The Ring of Fire’s Future Is Now a Burning Question – by Sunny Freeman (Huffington Post – November 22, 2013)

http://www.huffingtonpost.ca/

Mining giant Cliffs Natural Resources’ decision to halt work on the largest project in northern Ontario’s Ring of Fire region has aroused a sudden interest in the lumbering development.

The opposition at Queen’s Park pounced to lay blame on the province for the squandered opportunity.

Financial analysts scurried to advise clients on what it means for their shares. And usually blasé news outlets called on pundits to discuss whether the loss of the U.S. mining giant was a death knell for the much-hyped but little-understood development.

The biggest player in the Ring of Fire, a 5,000 square kilometre tract of land in Ontario’s Far North that is said to hold a potential $50 billion in mineral deposits, announced late Wednesday it is halting work on its $3.3 billion chromite project indefinitely, blaming, for the most part, an “uncertain timeline.”

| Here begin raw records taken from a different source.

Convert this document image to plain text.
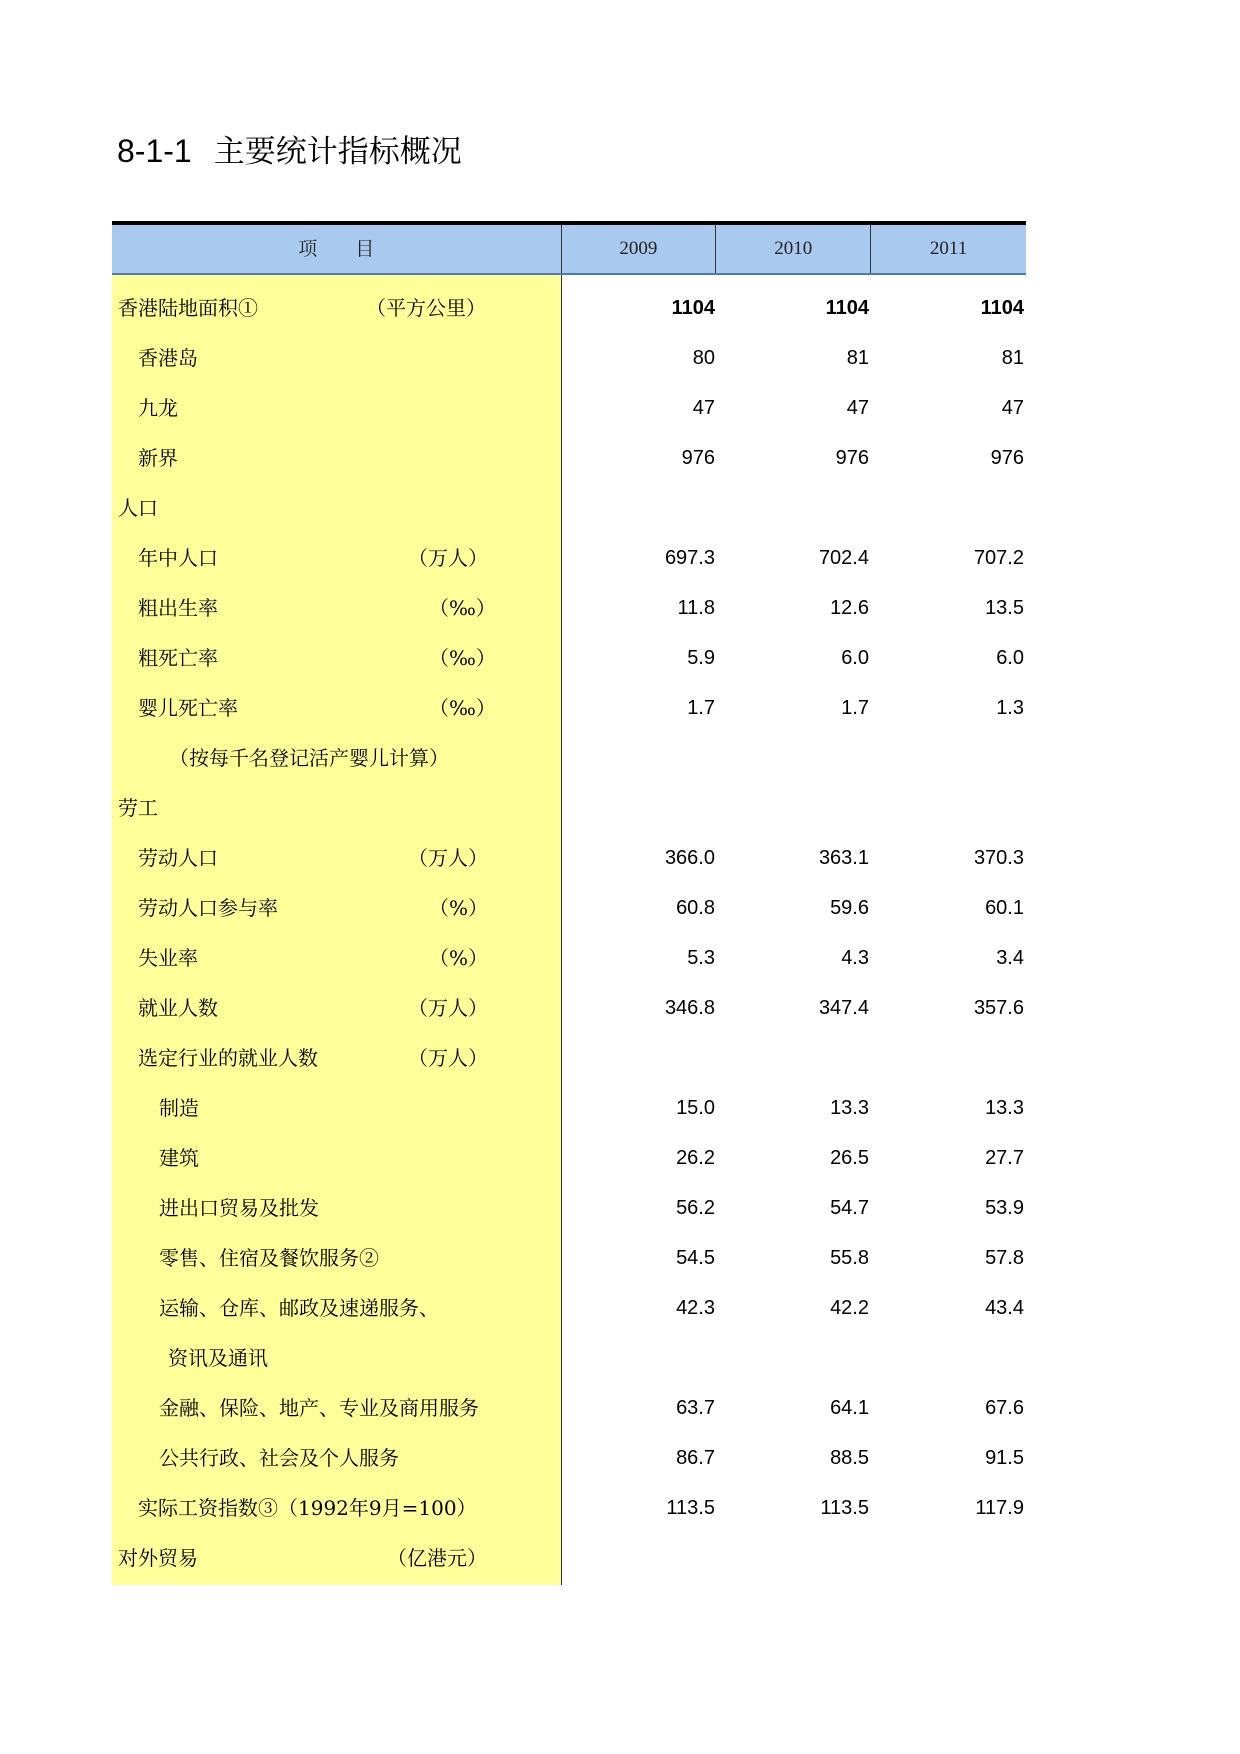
8-1-1 主要统计指标概况
项　　目	2009	2010	2011
香港陆地面积①	（平方公里）	1104	1104	1104
香港岛	80	81	81
九龙	47	47	47
新界	976	976	976
人口
年中人口	（万人）	697.3	702.4	707.2
粗出生率	（‰）	11.8	12.6	13.5
粗死亡率	（‰）	5.9	6.0	6.0
婴儿死亡率	（‰）	1.7	1.7	1.3
（按每千名登记活产婴儿计算）
劳工
劳动人口	（万人）	366.0	363.1	370.3
劳动人口参与率	（%）	60.8	59.6	60.1
失业率	（%）	5.3	4.3	3.4
就业人数	（万人）	346.8	347.4	357.6
选定行业的就业人数	（万人）
制造	15.0	13.3	13.3
建筑	26.2	26.5	27.7
进出口贸易及批发	56.2	54.7	53.9
零售、住宿及餐饮服务②	54.5	55.8	57.8
运输、仓库、邮政及速递服务、	42.3	42.2	43.4
资讯及通讯
金融、保险、地产、专业及商用服务	63.7	64.1	67.6
公共行政、社会及个人服务	86.7	88.5	91.5
实际工资指数③（1992年9月=100）	113.5	113.5	117.9
对外贸易	（亿港元）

If Cliffs’ decision to stop development is the death of that high stakes mining discovery, it was anything but a sudden one.

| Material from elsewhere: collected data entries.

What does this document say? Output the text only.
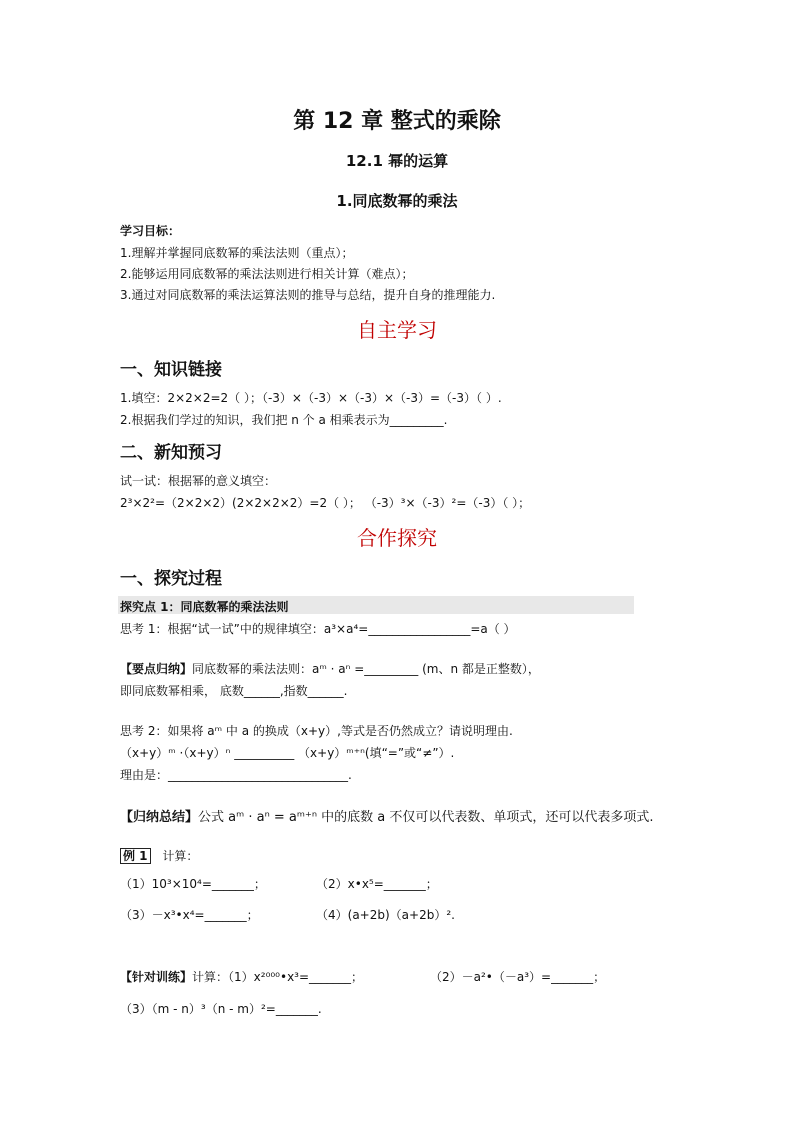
第 12 章 整式的乘除
12.1 幂的运算
1.同底数幂的乘法
学习目标：
1.理解并掌握同底数幂的乘法法则（重点）；
2.能够运用同底数幂的乘法法则进行相关计算（难点）；
3.通过对同底数幂的乘法运算法则的推导与总结，提升自身的推理能力.
自主学习
一、知识链接
1.填空：2×2×2=2（ ）；（-3）×（-3）×（-3）×（-3）=（-3）（ ）.
2.根据我们学过的知识，我们把 n 个 a 相乘表示为_________.
二、新知预习
试一试：根据幂的意义填空：
2³×2²=（2×2×2）(2×2×2×2）=2（ ）； （-3）³×（-3）²=（-3）（ ）；
合作探究
一、探究过程
探究点 1：同底数幂的乘法法则
思考 1：根据“试一试”中的规律填空：a³×a⁴=_________________=a（ ）
【要点归纳】同底数幂的乘法法则：aᵐ · aⁿ =_________ (m、n 都是正整数），
即同底数幂相乘， 底数______,指数______.
思考 2：如果将 aᵐ 中 a 的换成（x+y）,等式是否仍然成立？请说明理由.
（x+y）ᵐ ·（x+y）ⁿ __________ （x+y）ᵐ⁺ⁿ(填“=”或“≠”）.
理由是：______________________________.
【归纳总结】公式 aᵐ · aⁿ = aᵐ⁺ⁿ 中的底数 a 不仅可以代表数、单项式，还可以代表多项式.
例 1 计算：
（1）10³×10⁴=_______；	（2）x•x⁵=_______；
（3）－x³•x⁴=_______；	（4）(a+2b)（a+2b）².
【针对训练】计算：（1）x²⁰⁰⁰•x³=_______；	（2）－a²•（－a³）=_______；
（3）（m - n）³（n - m）²=_______.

This past summer, I was one of just two reporters covering a historic three-day meeting of the Matawa First Nations, a group that represents many of the communities that are affected by Ring of Fire development.

As part of my reporting for HuffPost’s Staking Claim series, I’ve spoken to the major players in the First Nations community, in government and from the mining companies involved.

They all saw this coming. And none are panicking that the Ring of Fire has been extinguished.

Any insider could see the signs: the many stalls, delays and conflicts between miners and First Nations; miners and government; and government and First Nations.

Just about the only thing the players have agreed upon is the need to “get it right.” The problem is no one has agreed on what that means.

Cliffs has been telegraphing its frustration with the development process every time I have spoken with execs over the past year. It has warned, with growing severity, that it might be “forced” to pull out of the Black Thor chromite project if it doesn’t see better progress. It said so in June, when it halted its Environmental Assessment over a number of uncertainties, and it said so even louder in September when the province denied it the right to build a road on land held by a rival miner.

For the company struggling with funding expansion in an era of low metal prices, the choice to stop work in the Ring of Fire was simple math. Patricia Perisco of Cliffs explained that projects compete internally for funding and Black Thor was a tough sell.

The U.S. mining giant has called the region unprecedented both in the opportunity to open a new mining region and in the scale of the challenges the company faced.